Patrick Henry Library in Vienna (staff photo by Angela Woolsey)

The Town of Vienna’s future library will bear a name with close ties to its past.

Fairfax County Public Library’s Board of Trustees unanimously approved “Vienna-Carter” as the new name for Patrick Henry Library at its meeting on Wednesday (Feb. 14). The name change will officially take effect once the library reopens after an expansion project that’s expected to start later this year and finish in fall 2026.

The vote inspired applause at the back of the George Mason Regional Library meeting room where the board convened. Among those clapping were Hoyt and Dee Dee Carter, a grandson and cousin, respectively, of Patrick Henry Library’s new namesakes, William and Lillian Carter.

“I’m very thrilled,” Dee Dee Carter said after the meeting adjourned. “I’m elated because it was unanimous. Nobody did a pushback, and I’m glad they’re in favor of it.”

Aware of the upcoming renovation, the Carters, who still live in Vienna, proposed last year that Patrick Henry Library be renamed after their family, who were instrumental in getting Fairfax County to integrate the facility when it launched in 1962.

Before Patrick Henry was established, Vienna’s only library was a one-room building on Maple Avenue that only served white residents. One day in the 1950s, the Vienna Library Association’s board of trustees even came to the Carters’ home and took back books that a white woman had checked out for their children, including Hoyt Carter’s father.

That incident spurred the Carters to start an informal “Friends of the Library” group in 1958 that met in their living room, according to a family story recounted in Christopher Barbuschak and Suzanne LaPierre’s book “Desegregation in Northern Virginia Libraries.”
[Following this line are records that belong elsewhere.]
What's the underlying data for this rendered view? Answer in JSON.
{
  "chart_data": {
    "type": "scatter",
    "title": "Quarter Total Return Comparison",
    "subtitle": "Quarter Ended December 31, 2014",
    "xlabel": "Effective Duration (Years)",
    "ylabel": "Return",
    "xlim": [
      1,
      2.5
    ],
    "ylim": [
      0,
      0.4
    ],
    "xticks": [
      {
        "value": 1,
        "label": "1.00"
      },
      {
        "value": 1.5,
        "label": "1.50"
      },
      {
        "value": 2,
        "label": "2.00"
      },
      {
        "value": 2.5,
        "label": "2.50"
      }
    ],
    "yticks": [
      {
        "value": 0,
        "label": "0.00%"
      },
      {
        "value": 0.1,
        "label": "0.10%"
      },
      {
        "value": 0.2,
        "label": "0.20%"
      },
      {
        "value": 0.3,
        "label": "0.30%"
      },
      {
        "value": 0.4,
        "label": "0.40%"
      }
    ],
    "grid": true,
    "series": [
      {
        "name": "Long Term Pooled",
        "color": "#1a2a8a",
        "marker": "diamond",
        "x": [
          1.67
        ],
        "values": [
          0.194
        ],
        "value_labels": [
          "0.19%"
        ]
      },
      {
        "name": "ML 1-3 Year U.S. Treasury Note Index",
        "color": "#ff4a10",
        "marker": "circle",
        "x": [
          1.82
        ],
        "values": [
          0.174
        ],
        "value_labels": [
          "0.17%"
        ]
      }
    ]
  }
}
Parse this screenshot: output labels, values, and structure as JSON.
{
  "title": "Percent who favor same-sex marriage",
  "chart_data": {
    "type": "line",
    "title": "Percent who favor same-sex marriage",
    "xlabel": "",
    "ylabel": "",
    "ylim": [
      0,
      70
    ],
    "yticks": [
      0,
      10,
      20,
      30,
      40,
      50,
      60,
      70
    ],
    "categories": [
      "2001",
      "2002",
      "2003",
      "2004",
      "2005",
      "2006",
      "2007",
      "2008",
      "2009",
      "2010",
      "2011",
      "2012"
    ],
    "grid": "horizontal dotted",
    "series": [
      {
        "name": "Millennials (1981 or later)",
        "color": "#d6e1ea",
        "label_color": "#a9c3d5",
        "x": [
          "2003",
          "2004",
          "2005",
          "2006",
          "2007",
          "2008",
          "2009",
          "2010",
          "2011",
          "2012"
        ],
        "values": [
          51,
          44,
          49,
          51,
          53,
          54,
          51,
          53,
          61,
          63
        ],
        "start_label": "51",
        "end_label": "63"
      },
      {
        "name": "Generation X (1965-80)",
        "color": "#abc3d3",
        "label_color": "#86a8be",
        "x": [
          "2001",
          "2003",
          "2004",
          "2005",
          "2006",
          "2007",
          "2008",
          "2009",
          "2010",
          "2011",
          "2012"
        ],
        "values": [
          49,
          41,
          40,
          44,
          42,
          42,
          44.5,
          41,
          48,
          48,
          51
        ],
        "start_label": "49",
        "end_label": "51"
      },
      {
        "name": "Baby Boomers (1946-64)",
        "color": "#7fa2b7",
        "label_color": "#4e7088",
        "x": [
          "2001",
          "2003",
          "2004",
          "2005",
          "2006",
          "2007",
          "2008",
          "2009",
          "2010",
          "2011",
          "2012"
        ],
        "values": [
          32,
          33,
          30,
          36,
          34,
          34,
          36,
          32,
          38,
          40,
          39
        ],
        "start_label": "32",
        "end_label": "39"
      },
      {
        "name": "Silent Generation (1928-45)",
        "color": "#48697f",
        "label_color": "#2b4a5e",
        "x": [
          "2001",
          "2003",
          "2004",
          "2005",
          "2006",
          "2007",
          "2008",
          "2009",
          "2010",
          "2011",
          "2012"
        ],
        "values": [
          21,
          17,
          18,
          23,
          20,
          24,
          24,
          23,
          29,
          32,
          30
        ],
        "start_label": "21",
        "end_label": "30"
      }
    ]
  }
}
With an interracial membership that included Kenton Kilmer, the son of poet Joyce Kilmer, the friends’ group successfully desegregated Vienna’s library, overcoming the opposition of the library association’s president to revise its charter to allow all patrons regardless of race.

Dee Dee Carter says one of her cousins, Sharon Honesty, was one of the first African American patrons to use Patrick Henry when it opened in Vienna’s Maple Avenue Shopping Center in 1962. The library moved to its current site at 101 Maple Avenue East in 1971.
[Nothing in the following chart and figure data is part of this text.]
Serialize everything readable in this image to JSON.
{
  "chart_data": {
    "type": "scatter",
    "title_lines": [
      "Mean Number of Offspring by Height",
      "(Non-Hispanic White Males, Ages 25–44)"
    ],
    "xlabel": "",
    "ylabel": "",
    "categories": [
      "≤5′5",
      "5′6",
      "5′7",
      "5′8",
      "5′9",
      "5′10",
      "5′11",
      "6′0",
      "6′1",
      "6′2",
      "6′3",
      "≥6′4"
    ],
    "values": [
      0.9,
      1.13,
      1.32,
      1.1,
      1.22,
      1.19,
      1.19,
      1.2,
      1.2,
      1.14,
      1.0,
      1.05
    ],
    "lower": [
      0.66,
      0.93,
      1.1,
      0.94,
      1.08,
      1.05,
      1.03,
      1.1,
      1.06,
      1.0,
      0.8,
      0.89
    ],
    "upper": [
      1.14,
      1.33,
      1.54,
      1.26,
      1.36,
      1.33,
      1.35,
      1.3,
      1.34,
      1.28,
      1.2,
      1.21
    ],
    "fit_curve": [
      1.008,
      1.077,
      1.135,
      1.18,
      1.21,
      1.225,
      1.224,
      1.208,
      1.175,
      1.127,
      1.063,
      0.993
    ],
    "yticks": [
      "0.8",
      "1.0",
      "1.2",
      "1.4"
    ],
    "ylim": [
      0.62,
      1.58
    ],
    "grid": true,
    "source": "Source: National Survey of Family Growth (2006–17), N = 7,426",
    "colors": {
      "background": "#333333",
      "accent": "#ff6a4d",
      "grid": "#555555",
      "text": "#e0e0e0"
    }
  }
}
“We were talking about Blacks being able to go in and use the library and use books from the library, so I feel that it’s a wonder to have this now happen,” Hoyt Carter said of Patrick Henry getting renamed after his grandparents.
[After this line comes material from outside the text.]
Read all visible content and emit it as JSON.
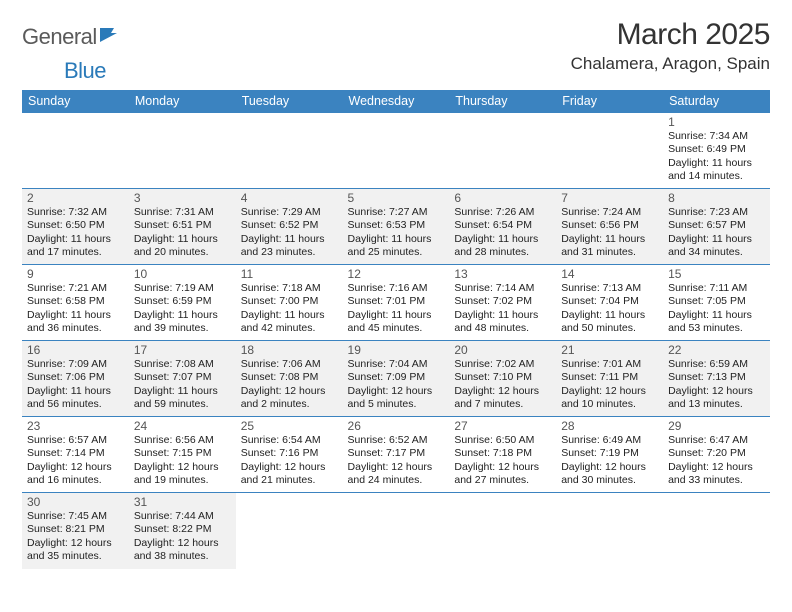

Though the vote was unanimous, some board members reported getting questions and emails asking why the name change was being considered.

While the renaming wasn’t subject to a public hearing, FCPL Director Jessica Hudson said community members had several opportunities to weigh in at board meetings, including before the board approved an update to its facility naming policy last November.

The change had gotten the support of Hunter Mill District Supervisor Walter Alcorn and some Vienna Town Council members, though the council didn’t take an official stance, according to FCPL Board Chair Brian Engler.

Dee Dee Carter told FFXnow that she hasn’t heard anyone object to the new name, which was initially proposed to be “Carter-Vienna.” FCPL’s policy requires library names to reference their geographical location, and the board ultimately decided that the location should go first.

Suzanne Levy, the board’s vice chair and Fairfax City representative, expressed hope that the renaming will draw attention to the library system’s history.

“We’re not hiding what the county used to do,” she said. “It opens discussion and shows that we’re moving forward.”